A Question To Authors.

How do you feel about making up new words to suit the world you’ve built (should you write Science Fiction and/or Fantasy). Do you ever get push back from your editors to try an use existing words instead? Does it depend on your fame level/readership base, just how much they would let that sort of thing slide? For example – should George R R Martin decide to create a bunch of new words, (being a very successfully selling author) would he have an easier time of it with his editors/publishers, than say a new body on the scene with their first ever book to be published & no copies sold as of yet. I would be most interested to know.

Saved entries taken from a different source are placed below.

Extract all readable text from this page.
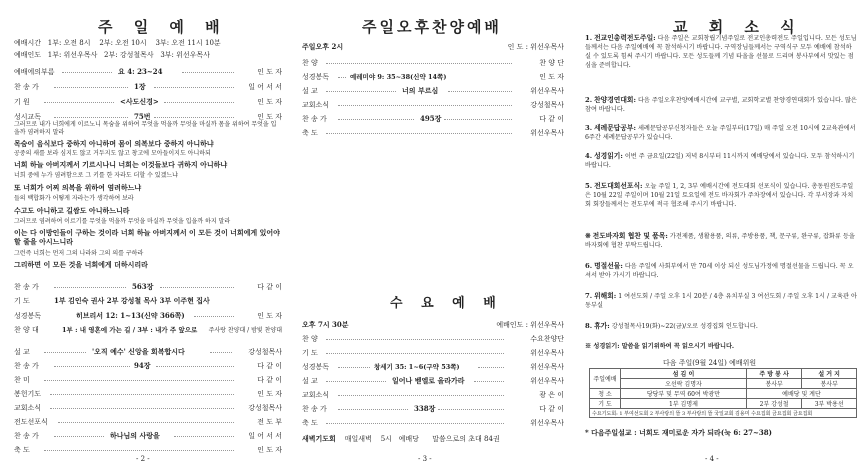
주 일 예 배
예배시간 1부: 오전 8시 2부: 오전 10시 3부: 오전 11시 10분
예배인도 1부: 위선우목사 2부: 강성철목사 3부: 위선우목사
예배에의부름	요 4: 23~24	인 도 자
찬 송 가	1장	일 어 서 서
기 원	<사도신경>	인 도 자
성시교독	75번	인 도 자
그러므로 내가 너희에게 이르노니 목숨을 위하여 무엇을 먹을까 무엇을 마실까 몸을 위하여 무엇을 입을까 염려하지 말라
목숨이 음식보다 중하지 아니하며 몸이 의복보다 중하지 아니하냐
공중의 새를 보라 심지도 않고 거두지도 않고 창고에 모아들이지도 아니하되
너희 하늘 아버지께서 기르시나니 너희는 이것들보다 귀하지 아니하냐
너희 중에 누가 염려함으로 그 키를 한 자라도 더할 수 있겠느냐
또 너희가 어찌 의복을 위하여 염려하느냐
들의 백합화가 어떻게 자라는가 생각하여 보라
수고도 아니하고 길쌈도 아니하느니라
그러므로 염려하여 이르기를 무엇을 먹을까 무엇을 마실까 무엇을 입을까 하지 말라
이는 다 이방인들이 구하는 것이라 너희 하늘 아버지께서 이 모든 것이 너희에게 있어야 할 줄을 아시느니라
그런즉 너희는 먼저 그의 나라와 그의 의를 구하라
그리하면 이 모든 것을 너희에게 더하시리라
찬 송 가	563장	다 같 이
기 도	1부 김인숙 권사 2부 강성철 목사 3부 이주현 집사
성경봉독	히브리서 12: 1~13(신약 366쪽)	인 도 자
찬 양 대	1부 : 내 영혼에 가는 길 / 3부 : 내가 주 앞으로 주사랑 찬양대 / 밤빛 찬양대
설 교	'오직 예수' 신앙을 회복합시다	강성철목사
찬 송 가	94장	다 같 이
찬 미	다 같 이
봉헌기도	인 도 자
교회소식	강성철목사
전도선포식	전 도 부
찬 송 가	하나님의 사랑을	일 어 서 서
축 도	인 도 자
- 2 -
주일오후찬양예배
주일오후 2시	인 도 : 위선우목사
찬 양	찬 양 단
성경봉독	예레미야 9: 35~38(신약 14쪽)	인 도 자
설 교	너의 부르심	위선우목사
교회소식	강성철목사
찬 송 가	495장	다 같 이
축 도	위선우목사
수 요 예 배
오후 7시 30분	예배인도 : 위선우목사
찬 양	수요찬양단
기 도	위선우목사
성경봉독	창세기 35: 1~6(구약 53쪽)	위선우목사
설 교	일어나 벧엘로 올라가라	위선우목사
교회소식	광 은 이
찬 송 가	338장	다 같 이
축 도	위선우목사
새벽기도회 매일새벽 5시 예배당 말씀으로의 초대 84권
- 3 -
교 회 소 식
1. 전교인총력전도주일: 다음 주일은 교회창립기념주일로 전교인총력전도 주일입니다. 모든 성도님들께서는 다음 주일예배에 꼭 참석하시기 바랍니다. 구역장님들께서는 구역식구 모두 예배에 참석하실 수 있도록 힘써 주시기 바랍니다. 모든 성도들께 기념 타올을 선물로 드리며 봉사부에서 맛있는 점심을 준비합니다.
2. 찬양경연대회: 다음 주일오후찬양예배시간에 교구별, 교회학교별 찬양경연대회가 있습니다. 많은 참여 바랍니다.
3. 세례문답공부: 세례문답공부신청자들은 오늘 주일부터(17일) 매 주일 오전 10시에 2교육관에서 6주간 세례문답공부가 있습니다.
4. 성경읽기: 이번 주 금요일(22일) 저녁 8시부터 11시까지 예배당에서 있습니다. 모두 참석하시기 바랍니다.
5. 전도대회선포식: 오늘 주일 1, 2, 3부 예배시간에 전도대회 선포식이 있습니다. 총동원전도주일은 10월 22일 주일이며 10월 21일 토요일에 전도 바자회가 주차장에서 있습니다. 각 부서장과 자치회 회장들께서는 전도부에 적극 협조해 주시기 바랍니다.
※ 전도바자회 협찬 및 품목: 가전제품, 생활용품, 의류, 주방용품, 책, 문구류, 완구류, 잡화류 등을 바자회에 협찬 부탁드립니다.
6. 명절선물: 다음 주일에 사회부에서 만 70세 이상 되신 성도님가정에 명절선물을 드립니다. 꼭 오셔서 받아 가시기 바랍니다.
7. 위해회: 1 여선도회 / 주일 오후 1시 20분 / 4층 유치부실 3 여선도회 / 주일 오후 1시 / 교육관 아동부실
8. 휴가: 강성철목사19(화)~22(금)/오로 성경집회 인도합니다.
※ 성경읽기: 말씀을 읽기위하여 꼭 읽으시기 바랍니다.
다음 주일(9월 24일) 예배위원
주일예배	섬 김 이	주 방 봉 사	설 거 지
	오선락 김명자	봉사부	봉사부
청 소	당당부 및 무역 60여 박광만	예배당 및 계단	
기 도	1부 김명제	2부 강성철	3부 박용선
수요기도회: 1 부여선도회 2 부사랑의 뜰 3 부사랑의 뜰 국일교회 김용미 수요집회 금요집회 금요집회			
* 다음주일설교 : 너희도 재미로운 자가 되라(눅 6: 27~38)
- 4 -
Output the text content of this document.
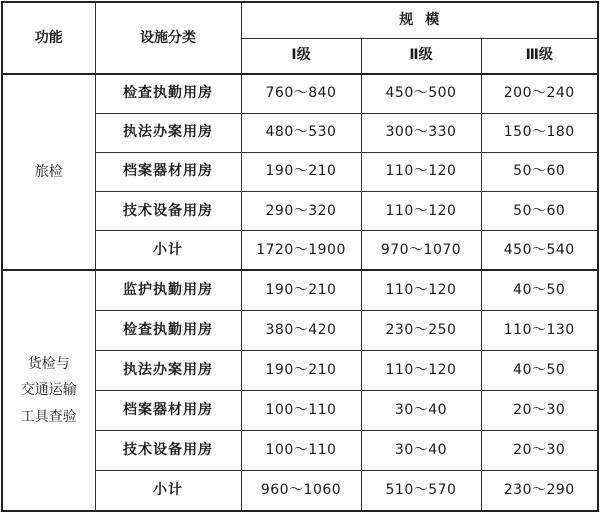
功能	设施分类	规模		
		Ⅰ级	Ⅱ级	Ⅲ级
旅检	检查执勤用房	760～840	450～500	200～240
	执法办案用房	480～530	300～330	150～180
	档案器材用房	190～210	110～120	50～60
	技术设备用房	290～320	110～120	50～60
	小计	1720～1900	970～1070	450～540

货检与
交通运输
工具查验	监护执勤用房	190～210	110～120	40～50
	检查执勤用房	380～420	230～250	110～130
	执法办案用房	190～210	110～120	40～50
	档案器材用房	100～110	30～40	20～30
	技术设备用房	100～110	30～40	20～30
	小计	960～1060	510～570	230～290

Also – how connected do you get/feel to the characters, places, events that you create. Potentially applicable to historical researchers and biographers too, as they expend tremendous amounts of energy and time researching all facets of a time period/event/people. Like, do you cry when you kill them off, or they die, because that makes the story better, or is the basis for another event. I’m getting wordy here. Veering off track. I could pull a full tangent right now! How attached are you to characters, reoccurring or otherwise? Conversely, do you chuckle when you do heinous shit to those characters you made that you don’t like – especially if based off of people in your own life – like a former bully, or ex of some sort. I’d love to know!

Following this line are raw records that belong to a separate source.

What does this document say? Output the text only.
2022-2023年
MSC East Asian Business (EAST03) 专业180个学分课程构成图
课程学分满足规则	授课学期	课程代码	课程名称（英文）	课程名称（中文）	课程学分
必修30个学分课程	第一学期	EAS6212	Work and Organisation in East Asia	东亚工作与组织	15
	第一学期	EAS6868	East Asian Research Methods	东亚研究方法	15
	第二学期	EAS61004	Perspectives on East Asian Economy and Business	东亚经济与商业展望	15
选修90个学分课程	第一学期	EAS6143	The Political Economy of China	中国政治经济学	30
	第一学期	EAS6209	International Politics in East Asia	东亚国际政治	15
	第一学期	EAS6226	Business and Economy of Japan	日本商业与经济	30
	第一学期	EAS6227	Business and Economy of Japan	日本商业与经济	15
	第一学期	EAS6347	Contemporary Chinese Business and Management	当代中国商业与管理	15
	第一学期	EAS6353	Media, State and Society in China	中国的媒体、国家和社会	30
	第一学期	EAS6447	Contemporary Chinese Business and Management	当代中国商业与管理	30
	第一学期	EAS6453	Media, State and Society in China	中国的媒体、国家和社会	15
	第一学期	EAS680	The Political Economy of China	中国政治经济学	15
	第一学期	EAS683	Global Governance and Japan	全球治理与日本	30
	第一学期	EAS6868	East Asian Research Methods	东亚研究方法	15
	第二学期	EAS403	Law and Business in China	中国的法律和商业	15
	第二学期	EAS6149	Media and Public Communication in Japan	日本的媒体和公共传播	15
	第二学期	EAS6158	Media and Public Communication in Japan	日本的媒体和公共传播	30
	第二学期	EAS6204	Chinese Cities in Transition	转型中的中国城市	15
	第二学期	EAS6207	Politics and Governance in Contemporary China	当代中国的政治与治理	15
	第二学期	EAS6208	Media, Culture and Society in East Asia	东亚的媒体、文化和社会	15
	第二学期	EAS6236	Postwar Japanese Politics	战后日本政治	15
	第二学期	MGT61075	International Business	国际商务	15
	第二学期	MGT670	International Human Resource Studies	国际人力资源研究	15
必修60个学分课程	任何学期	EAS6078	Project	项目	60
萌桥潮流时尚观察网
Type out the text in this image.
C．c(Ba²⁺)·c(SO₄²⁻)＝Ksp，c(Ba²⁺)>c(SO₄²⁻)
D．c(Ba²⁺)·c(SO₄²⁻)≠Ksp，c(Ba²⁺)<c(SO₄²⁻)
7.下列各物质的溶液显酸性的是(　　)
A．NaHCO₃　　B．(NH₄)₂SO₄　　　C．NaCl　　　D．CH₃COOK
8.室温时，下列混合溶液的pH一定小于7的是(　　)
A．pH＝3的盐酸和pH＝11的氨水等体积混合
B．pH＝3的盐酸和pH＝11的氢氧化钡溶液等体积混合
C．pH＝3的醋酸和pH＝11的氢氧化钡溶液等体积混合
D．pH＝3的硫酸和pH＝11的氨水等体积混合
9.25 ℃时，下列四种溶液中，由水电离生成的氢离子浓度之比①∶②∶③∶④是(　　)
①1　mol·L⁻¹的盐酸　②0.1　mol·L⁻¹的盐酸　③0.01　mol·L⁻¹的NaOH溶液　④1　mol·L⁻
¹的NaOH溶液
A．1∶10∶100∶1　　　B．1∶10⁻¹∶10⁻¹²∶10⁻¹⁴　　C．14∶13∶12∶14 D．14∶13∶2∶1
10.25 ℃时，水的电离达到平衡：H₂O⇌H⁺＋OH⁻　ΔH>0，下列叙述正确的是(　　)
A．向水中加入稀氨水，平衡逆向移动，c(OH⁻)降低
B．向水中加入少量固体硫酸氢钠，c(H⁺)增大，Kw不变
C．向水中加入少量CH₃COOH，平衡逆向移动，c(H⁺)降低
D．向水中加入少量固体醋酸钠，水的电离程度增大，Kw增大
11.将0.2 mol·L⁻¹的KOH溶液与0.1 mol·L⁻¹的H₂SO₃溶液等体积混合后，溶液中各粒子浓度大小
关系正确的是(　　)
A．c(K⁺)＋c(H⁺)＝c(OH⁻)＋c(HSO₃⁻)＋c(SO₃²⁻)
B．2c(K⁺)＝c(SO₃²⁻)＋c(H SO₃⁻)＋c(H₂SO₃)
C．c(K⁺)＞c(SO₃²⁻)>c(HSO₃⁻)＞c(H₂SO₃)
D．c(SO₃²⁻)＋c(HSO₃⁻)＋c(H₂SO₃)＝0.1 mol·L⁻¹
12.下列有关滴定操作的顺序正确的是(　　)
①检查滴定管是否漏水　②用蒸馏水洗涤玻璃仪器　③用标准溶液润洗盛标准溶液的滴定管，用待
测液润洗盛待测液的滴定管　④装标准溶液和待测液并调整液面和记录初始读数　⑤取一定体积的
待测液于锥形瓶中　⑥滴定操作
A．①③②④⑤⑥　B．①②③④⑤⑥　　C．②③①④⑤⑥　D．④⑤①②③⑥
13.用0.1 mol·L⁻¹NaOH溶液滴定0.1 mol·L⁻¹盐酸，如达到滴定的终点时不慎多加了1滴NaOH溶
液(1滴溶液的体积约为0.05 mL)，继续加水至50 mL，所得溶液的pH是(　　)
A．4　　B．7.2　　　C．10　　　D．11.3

I’m nearing another full calendar year in between writing a full book of short stories – again. Not that I intend to go for a round three, but…. maybe? Hard to say. Work has been busier this year. Lids are older now. Wife has the year off. Kids are enrolled in way too many extracurriculars that require driving to & from locations. So unlikely I’d write much any time soon. But I get flashes of story lines I’d like to tackle every now & again. I feel like the Covid brain fog from March added some hard breaking to my desire to write a cohesive narrative. I just couldn’t hold it all in my head with enough clarity to put pen to paper. Brain damage on a vascular level, it be like that sometimes. Bet.

Anatomy of a scene.

It came to me yesterday almost exactly how it played out in real life beat for beat. I followed my FIL to his shop in an open side by side in minus twenty six degree Celsius weather, to go and get the Bobcat. The seat was ice cold, the controls were frigid to the touch, and the engine struggled to start without the engine block heater having run, or the prime pump heater turning on. As I was wiping down the front window to be able to see through it from inside the dark shop. Frost was building up on the inside of the glass as I sat there breathing in the bitterly cold air. I thought, this is a good experience to capture as is, and show some of the hardship and grit the black ops folks go through living in perpetual darkness and cold out by Pluto. The rodent issue was a real problem for us when we renovated our house several years ago. You rush around working focusing on big stuff, only to later take a closer look and start to see signs of the pests along the edges of base boards and under objects you haven’t moved in a while.

That is the sort of day dream, lived experience I need in order to write something that feels worth while. Since I’m no rocket buff, and don’t follow math and such, I try to focus my science-fiction on the people involved rather than the actual science of living and working, and fighting in outer space.

That’s a little insight into my writing and let us say “research” for any given chapter in my interconnected series. Thanks for following along.